Накануне вечером Цицерон сжалился над Серджиусом Гоганом и предложил ему остановиться в гостевой комнате у него дома, на первом этаже. После того, как они оба, наплававшись, вышли из океана, Серджиус взял из арендованной машины свою спортивную сумку, и Цицерон отправил его в душ и велел бросить в сушилку мокрые шорты из обрезанных штанов, служившие ему плавками. А потом снабдил бродяжку указаниями пойти на Мэн-стрит, мимо кампуса, и отыскать ресторан “Сети Посейдона”, расположенный на втором этаже: там можно выпить пива и съесть рулет с омаром или “корзиночку” с пикшей. На этом, невесело пошутил Цицерон, знакомство с местной культурой будет исчерпано. В баре на первом этаже обычно показывают бейсбол, добавил он, но только “Ред Сокс”. И еще одно предупреждение: это заведение – еще и главное в городе место охоты на партнеров для секса. Свежее мясо пользуется тут бешеным спросом.

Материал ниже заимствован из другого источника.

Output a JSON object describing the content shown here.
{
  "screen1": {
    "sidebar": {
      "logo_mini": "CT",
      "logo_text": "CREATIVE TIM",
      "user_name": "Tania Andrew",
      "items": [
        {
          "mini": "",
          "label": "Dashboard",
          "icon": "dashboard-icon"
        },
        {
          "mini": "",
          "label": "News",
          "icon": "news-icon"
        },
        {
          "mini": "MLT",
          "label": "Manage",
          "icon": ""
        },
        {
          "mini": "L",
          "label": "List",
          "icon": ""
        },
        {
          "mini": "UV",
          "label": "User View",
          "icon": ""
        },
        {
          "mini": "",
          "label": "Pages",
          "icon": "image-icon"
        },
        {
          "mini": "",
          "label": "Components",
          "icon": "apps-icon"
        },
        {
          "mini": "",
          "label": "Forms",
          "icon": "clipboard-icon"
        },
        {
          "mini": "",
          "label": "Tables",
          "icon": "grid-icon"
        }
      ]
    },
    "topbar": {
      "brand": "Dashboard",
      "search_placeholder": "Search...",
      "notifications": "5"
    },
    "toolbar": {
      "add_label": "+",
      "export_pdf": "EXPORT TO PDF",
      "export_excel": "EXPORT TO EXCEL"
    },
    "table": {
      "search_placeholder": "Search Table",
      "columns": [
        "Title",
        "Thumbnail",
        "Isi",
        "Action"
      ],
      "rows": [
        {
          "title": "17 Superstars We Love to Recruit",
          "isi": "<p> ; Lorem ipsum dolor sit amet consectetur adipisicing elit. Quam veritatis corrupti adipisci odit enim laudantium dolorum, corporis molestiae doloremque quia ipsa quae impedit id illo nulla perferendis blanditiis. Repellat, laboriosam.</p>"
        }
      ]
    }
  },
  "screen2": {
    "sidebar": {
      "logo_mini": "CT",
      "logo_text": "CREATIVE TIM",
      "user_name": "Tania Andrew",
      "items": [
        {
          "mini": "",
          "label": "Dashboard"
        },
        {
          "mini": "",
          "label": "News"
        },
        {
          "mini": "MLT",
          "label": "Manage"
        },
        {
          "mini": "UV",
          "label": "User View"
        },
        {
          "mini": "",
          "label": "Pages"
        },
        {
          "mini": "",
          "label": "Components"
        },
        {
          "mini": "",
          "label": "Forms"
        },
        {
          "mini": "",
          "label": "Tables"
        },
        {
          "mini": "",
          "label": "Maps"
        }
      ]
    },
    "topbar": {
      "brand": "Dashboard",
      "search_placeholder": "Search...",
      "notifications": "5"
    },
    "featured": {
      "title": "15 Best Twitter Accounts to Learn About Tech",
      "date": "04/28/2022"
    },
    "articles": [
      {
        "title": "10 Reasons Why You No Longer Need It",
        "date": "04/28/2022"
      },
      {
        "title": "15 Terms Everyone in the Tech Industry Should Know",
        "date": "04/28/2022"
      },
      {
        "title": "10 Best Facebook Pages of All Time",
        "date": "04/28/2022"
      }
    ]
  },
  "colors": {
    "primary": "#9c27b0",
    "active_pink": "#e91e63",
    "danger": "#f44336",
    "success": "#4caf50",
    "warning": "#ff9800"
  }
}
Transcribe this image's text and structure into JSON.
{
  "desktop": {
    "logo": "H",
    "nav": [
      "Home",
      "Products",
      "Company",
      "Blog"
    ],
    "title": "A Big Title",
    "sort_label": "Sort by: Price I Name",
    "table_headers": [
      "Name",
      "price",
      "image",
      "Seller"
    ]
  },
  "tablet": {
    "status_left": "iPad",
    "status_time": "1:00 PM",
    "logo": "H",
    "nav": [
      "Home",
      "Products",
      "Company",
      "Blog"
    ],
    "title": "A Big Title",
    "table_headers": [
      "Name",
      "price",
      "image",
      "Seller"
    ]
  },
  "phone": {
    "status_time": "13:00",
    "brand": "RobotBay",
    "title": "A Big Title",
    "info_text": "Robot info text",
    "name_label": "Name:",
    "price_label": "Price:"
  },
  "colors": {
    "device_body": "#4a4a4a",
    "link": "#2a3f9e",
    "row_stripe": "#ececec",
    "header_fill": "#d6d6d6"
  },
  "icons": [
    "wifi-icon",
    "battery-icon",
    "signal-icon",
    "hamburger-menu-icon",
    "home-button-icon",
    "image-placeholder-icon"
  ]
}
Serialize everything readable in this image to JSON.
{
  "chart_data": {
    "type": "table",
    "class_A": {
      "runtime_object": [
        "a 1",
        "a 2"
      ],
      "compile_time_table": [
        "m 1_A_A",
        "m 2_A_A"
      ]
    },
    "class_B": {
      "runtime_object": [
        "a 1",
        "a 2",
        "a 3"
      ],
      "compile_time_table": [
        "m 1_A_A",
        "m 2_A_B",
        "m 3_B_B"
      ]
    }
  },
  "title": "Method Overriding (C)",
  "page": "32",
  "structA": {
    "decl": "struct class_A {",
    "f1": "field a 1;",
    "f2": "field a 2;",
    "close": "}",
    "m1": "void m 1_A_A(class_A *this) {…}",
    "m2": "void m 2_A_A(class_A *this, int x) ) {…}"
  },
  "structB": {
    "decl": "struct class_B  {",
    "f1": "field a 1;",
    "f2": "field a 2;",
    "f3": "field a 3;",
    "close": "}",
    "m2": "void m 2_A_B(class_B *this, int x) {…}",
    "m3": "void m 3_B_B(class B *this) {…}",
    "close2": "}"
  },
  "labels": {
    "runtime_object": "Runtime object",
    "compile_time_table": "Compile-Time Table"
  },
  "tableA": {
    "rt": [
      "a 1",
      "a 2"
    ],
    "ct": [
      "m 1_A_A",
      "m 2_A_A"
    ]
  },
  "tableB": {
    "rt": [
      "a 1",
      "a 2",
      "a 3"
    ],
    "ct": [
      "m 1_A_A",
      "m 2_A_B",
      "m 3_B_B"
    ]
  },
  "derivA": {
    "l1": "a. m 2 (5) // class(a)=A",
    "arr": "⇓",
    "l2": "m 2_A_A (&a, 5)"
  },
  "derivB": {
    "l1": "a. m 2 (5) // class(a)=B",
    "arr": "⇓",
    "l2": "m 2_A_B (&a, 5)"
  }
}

Послав Серджиуса в “Сети Посейдона”, Цицерон сел в собственную машину с кондиционером и покатил за пределы города, чтобы устроиться в одиночестве за своим любимым столиком в ресторане “Пять островов”. Там он выпил бокал холодного белого совиньона и заказал устриц (на закуску) и здешнее фирменное блюдо – ньокки с лесными грибами. На десерт он прочитал несколько глав “Человека без свойств”. Если не считать факультетских халявщиков с заезжими ораторами или соискателями на должности, никто из университетских, кроме Цицерона, здесь не бывал: без казенной доплаты его коллегам здешние цены были просто не по карману. Цицерону совсем не хотелось продолжать океанский разговор с Серджиусом на суше. Вернувшись домой, он увидел, что гостя нет. Настроил спутниковую тарелку на матч “Метс” и, налив себе из холодильника новую порцию холодного вина, всей грузной массой опустился на кушетку.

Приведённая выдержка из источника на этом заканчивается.